I have dreamed and hunted snow geese, canadas and mallards in Canada, trips of 600-800 miles one way....and have never used a guide....the trips were very successful, I might add. In most cases 300-400 windsocks are all that are necessary.

All I'm saying is that if you are planning on huntng ND this Fall, freelancing is a very viable alternative to hiring a guide if you are interested in the entire experience. The hunting, IMO should include the plannng, arranging a place to stay, finding a good area, meeting the landowners, setting up and sometimes failing on the decoy spreads, practicing on calls before arriving, retrieving your own birds, cleaning your own birds, etc. For those individuals that want to arrive and have everything ready for them when they get get here....hire a guide. I personally think that you will be missing out on much of the total experience.


----------



## Perry Thorvig (Mar 6, 2002)

Well said, FH.

Nobody should EVER need a guide for duck hunting in the Upper Midwest. If you can't afford a few dozen decoys so you can freelance, you sure can't afford a guide.


----------



## MRN (Apr 1, 2002)

Sniperboy,

Welcome to the site. You seem like a reasonable guy who is trying to do the best he can without trying to shut everyone else out. I, and most folks, may respect that.

Please understand that the exclusionary practices of many the exploding number of guides/outfitters is causing everyone a lot of grief. That, and their encouragement of the exponential growth in the number of NR hunters. When folks speak badly of G/O it is really these issues they are talking about and their effects on the quality hunting in the state. Apologies for such criticism is not direct towards you personally.

We know G/O's aren't going away, so the best we can hope for is more reasonable folks like yourself. Please stick around as I like to read different, but reasonable, perspectives. Have a good year.

Just my take,
M.


----------



## sniperboy (Sep 2, 2003)

Thank you all for your responses. Good and Bad. Too answer some questions...I always ask my clients if they want me to shoot or not. Every one of them has said "yes, have fun with the rest of us." If they ever say "no", I would not have a problem with that. I too have heard the stories of clients shooting guiedes limits and vice versa, But I don't allow it and I don't know of any other guides that do!! It's against the law and I for one don't want to loose my license. I always let the clients shoot first and I usually look for cripples to put down. And we offer special deals to parents with children, we too believe they are the future to the sport.
I do have one question for you guys....the G/O that do lease land, have you ever asked them if you could hunt it anyway? I have called Sheldon Schlect before and asked him if I could do some grouse hunting on some land that he had leased and he told me to go ahead! I'm not saying all G/O would do that, but just like landowners, some will, some won't. It never hurts to ask!!


----------



## nodakoutdoors.com (Feb 27, 2002)

sniperboy, I had no idea that you were with Senoir Goslings until now.

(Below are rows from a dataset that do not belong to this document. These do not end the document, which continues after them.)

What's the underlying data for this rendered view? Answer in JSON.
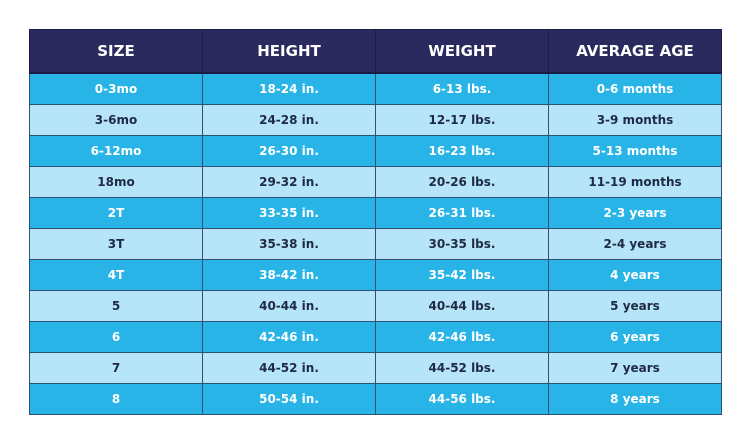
{
  "table": {
    "header": [
      "SIZE",
      "HEIGHT",
      "WEIGHT",
      "AVERAGE AGE"
    ],
    "rows": [
      [
        "0-3mo",
        "18-24 in.",
        "6-13 lbs.",
        "0-6 months"
      ],
      [
        "3-6mo",
        "24-28 in.",
        "12-17 lbs.",
        "3-9 months"
      ],
      [
        "6-12mo",
        "26-30 in.",
        "16-23 lbs.",
        "5-13 months"
      ],
      [
        "18mo",
        "29-32 in.",
        "20-26 lbs.",
        "11-19 months"
      ],
      [
        "2T",
        "33-35 in.",
        "26-31 lbs.",
        "2-3 years"
      ],
      [
        "3T",
        "35-38 in.",
        "30-35 lbs.",
        "2-4 years"
      ],
      [
        "4T",
        "38-42 in.",
        "35-42 lbs.",
        "4 years"
      ],
      [
        "5",
        "40-44 in.",
        "40-44 lbs.",
        "5 years"
      ],
      [
        "6",
        "42-46 in.",
        "42-46 lbs.",
        "6 years"
      ],
      [
        "7",
        "44-52 in.",
        "44-52 lbs.",
        "7 years"
      ],
      [
        "8",
        "50-54 in.",
        "44-56 lbs.",
        "8 years"
      ]
    ]
  }
}
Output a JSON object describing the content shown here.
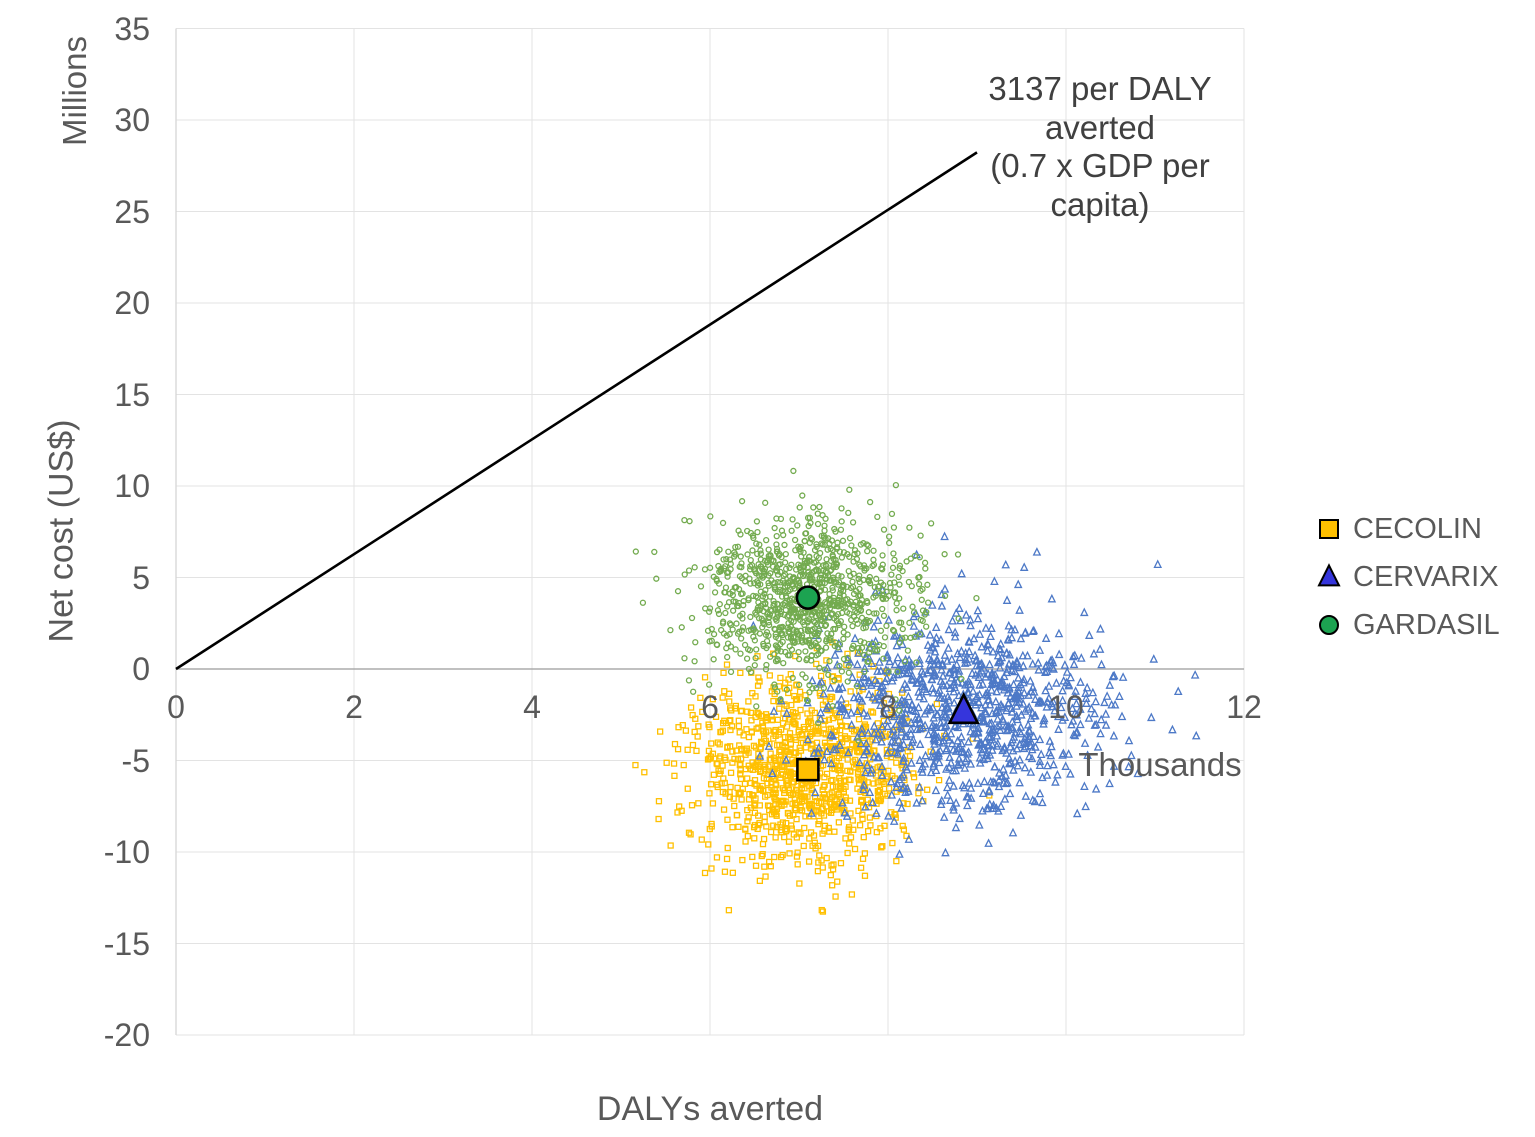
{
  "chart_data": {
    "type": "scatter",
    "title": "",
    "xlabel": "DALYs averted",
    "ylabel": "Net cost (US$)",
    "x_unit_label": "Thousands",
    "y_unit_label": "Millions",
    "xlim": [
      0,
      12
    ],
    "ylim": [
      -20,
      35
    ],
    "x_ticks": [
      0,
      2,
      4,
      6,
      8,
      10,
      12
    ],
    "y_ticks": [
      35,
      30,
      25,
      20,
      15,
      10,
      5,
      0,
      -5,
      -10,
      -15,
      -20
    ],
    "grid": true,
    "legend_position": "right",
    "annotation": {
      "lines": [
        "3137 per DALY",
        "averted",
        "(0.7 x GDP per",
        "capita)"
      ],
      "full_text": "3137 per DALY averted (0.7 x GDP per capita)"
    },
    "threshold_line": {
      "slope_usd_per_daly": 3137,
      "x_start_thousands": 0,
      "y_start_millions": 0,
      "x_end_thousands": 9.0,
      "y_end_millions": 28.23
    },
    "series": [
      {
        "id": "cecolin",
        "name": "CECOLIN",
        "marker": "square",
        "point_color": "#FFC000",
        "mean_color": "#FFC000",
        "mean": {
          "x_thousands": 7.1,
          "y_millions": -5.5
        },
        "cloud": {
          "n": 1000,
          "sd_x": 0.63,
          "sd_y": 2.55,
          "seed": 101
        }
      },
      {
        "id": "cervarix",
        "name": "CERVARIX",
        "marker": "triangle",
        "point_color": "#4D79C7",
        "mean_color": "#3535DC",
        "mean": {
          "x_thousands": 8.85,
          "y_millions": -2.3
        },
        "cloud": {
          "n": 1000,
          "sd_x": 0.78,
          "sd_y": 2.7,
          "seed": 202
        }
      },
      {
        "id": "gardasil",
        "name": "GARDASIL",
        "marker": "circle",
        "point_color": "#73AB4F",
        "mean_color": "#1CA351",
        "mean": {
          "x_thousands": 7.1,
          "y_millions": 3.9
        },
        "cloud": {
          "n": 1000,
          "sd_x": 0.56,
          "sd_y": 2.2,
          "seed": 303
        }
      }
    ],
    "colors": {
      "grid": "#E3E3E3",
      "zero_line": "#ABABAB",
      "axis_line": "#D6D6D6",
      "tick_text": "#595959",
      "annotation_text": "#404040",
      "threshold_line": "#000000"
    }
  },
  "legend": {
    "items": [
      {
        "label": "CECOLIN"
      },
      {
        "label": "CERVARIX"
      },
      {
        "label": "GARDASIL"
      }
    ]
  }
}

I can vouch that Pete runs a clean operation, and yes they don't lease land. Just keep Gage away from the bar and everything is kosher.


----------



## Ron Gilmore (Jan 7, 2003)

Thanks for the reply on how you appoach your hunting with clients. You are not the type that I think are causing the issues we are facing. In response to Sheldon yes and the anwser was NO and this was the same response that he gave others. You will find few that know him or about his past that really want to have anything to do with him.

With all that said in your travels how are water conditions in the area's you hunt, it has been dropping in many area's and is giving some of us great concern for the coming season.


----------



## sniperboy (Sep 2, 2003)

Chris...We don't call Gage "Little Tyson" for nothing!! :lol: 
I haven't been way up north yet, but heard it was kinda dry up there. The Hurdsfield area sure looked good along with the Jamestown area.
We need some good fall rains to fill some of those potholes back up.
I'm kinda suprised we haven't had any botchelism (sp) cases this year with the lack of fresh rain.
If it don't rain soon the Gov. may end up suspending the hunting season till we do!! We don't need to go out and burn Mr. Farmers fields, etc. up if it's this damn dry!! Pray for rain boys!!


----------